El Mundial 2026 permite observar la migración como una dimensión central del fútbol contemporáneo. A diferencia de otros torneos, esta edición no solo se juega en tres países anfitriones, sino en ciudades atravesadas por comunidades migrantes, diásporas y formas de pertenencia transnacional. De acuerdo con el Buró de Censos del Departamento de Comercio de los Estados Unidos y Statistics Canada, hay ciudades mundialistas cuya población migrante compone al menos un tercio de sus habitantes totales.
Este dato es interesante si se compara con el 25% de los jugadores conovocados, nacidos en países diferentes a los que representan en la Copa del Mundo. La migración, un tema constante por las tensiones politicas de los últimos tiempos, tiene una recepción diferente en plataformas digitales, donde los matices de los usuarios son más positivos. Selecciones como la de Curazao, en la que 25 de sus 26 jugadores nacieron fuera del país caribeño, han generado un sentimiento positivo y fraterno en redes sociales.
Las sedes también reflejan la multiculturalidad de este Mundial. Por ejemplo, Miami ocupa el primer lugar, con 281,007 migrantes frente a una población de 487,014 habitantes, lo que representa 57.7% de su población. El estadio de los Delfines de Miami registró un 99% de ocupación durante el partido de Arabia Saudita vs Uruguay. En este contexto, el apoyo a una selección no necesariamente responde al país de residencia; el apego al país de nacimiento, a la historia familiar o a vínculos culturales cruzan fronteras.
Toronto es otro caso interesante, con 2 millones 862 mil 850 personas migrantes sobre una población de 6 millones de habitantes, lo que equivale a 46.16% de la población toal. A diferencia de Miami, Toronto combina una proporción migrante muy alta con un volumen absoluto considerable. Esto la convierte en una sede estratégica para observar la recepción multicultural del Mundial. El estadio de Toronto ha logrado la máxima capcidad en los dos primeros partidos de la fase de grupos, además de tener una recepción positiva de los usuarios en redes sociales.
En una ciudad con esta composición, los partidos pueden generar celebraciones comunitarias diversas, activación de diásporas, fan walks y conversaciones digitales que no se reducen al desempeño de Canadá como anfitrión.
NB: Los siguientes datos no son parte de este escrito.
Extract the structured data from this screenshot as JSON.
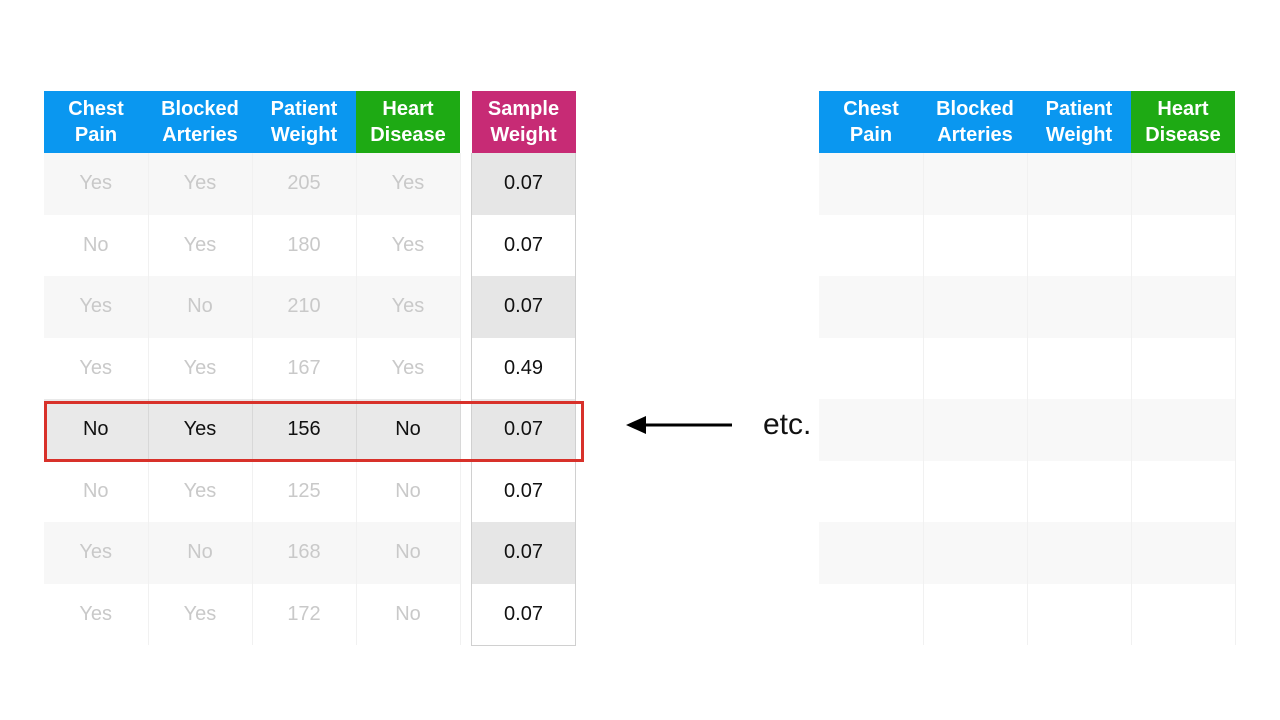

La segunda sede canadiense, Vancouver, ocupa el tercer lugar con 41.21% de personas migrantes de población total. Su caso es importante porque combina una alta presencia migrante con una recepción mundialista que, en los primeros cortes, aparece socialmente favorable. Tanto Toronto como Vancouver superan los prejuicios de no ser un país de tradición futbolista; sin embargo, ha concentrado el interés genuino de las aficiones de perfiles multiculturales.
Tanto Nueva York como Los Ángeles albergan al 35% de personas migrantes en el total de habitantes. Ambas sedes tienen un componente turístico que atrae a las aficiones internacionales. Tanto la población migrante como los visitantes pueden amplificar la conversación digital alrededor de múltiples selecciones; además de convertir cada partido en una escena de representación comunitaria. En New York, el Mundial llega a un gran mercado deportivo que concentra dos equipos de la NFL (los Jets y los Gigantes de Nueva York), y una tradición beisbolista que reune a Nueva York con New Jersey, que es íntrisicamente migrante y referente del Caribe Latinoamericano.
En Los Ángeles, la migración se cruza con espectáculo, industria deportiva y visibilidad digital. La comunidad hispana, especialmente las personas migrantes de origen mexicano, tienen una conexión especial con la Selección Mexicana. Esto puede explicar por qué la sede genera altos niveles de conversación en redes sociales, donde las comunidades urbanas narran la experiencia mundialista como una sede de identidad mexicana, pero fuera del territorio nacional.
La misma Selección Mexicana es un reflejo del efecto de la migración en este Mundial. Casos como Brian Gutiérrez, nacido en Estados Unidos; Julián Quiñones, nacido en Colombia; y Álvaro Fidalgo, nacido en España, muestran que la representación nacional en el fútbol va mucho más allá del lugar de nacimiento. La representación deportiva también abraza trayectorias familiares, naturalizaciones, dobles nacionalidades y decisiones afectivas sobre pertenencia y apego de las aficiones con los jugadores.
Las redes sociales permiten observar cómo se discute la pertenencia nacional, la representación de las naciones y la legitimidad de las personas migrantes: las diásporas celebran sus identidades por encima de los conflictos políticos. Por ello, Miami, Toronto, Vancouver, New York / New Jersey y Los Ángeles destacan por su composición demográfica, y son vitales para analizar la migración en el Mundial 2026, como experiencia deportiva, conversación pública e identidad digital.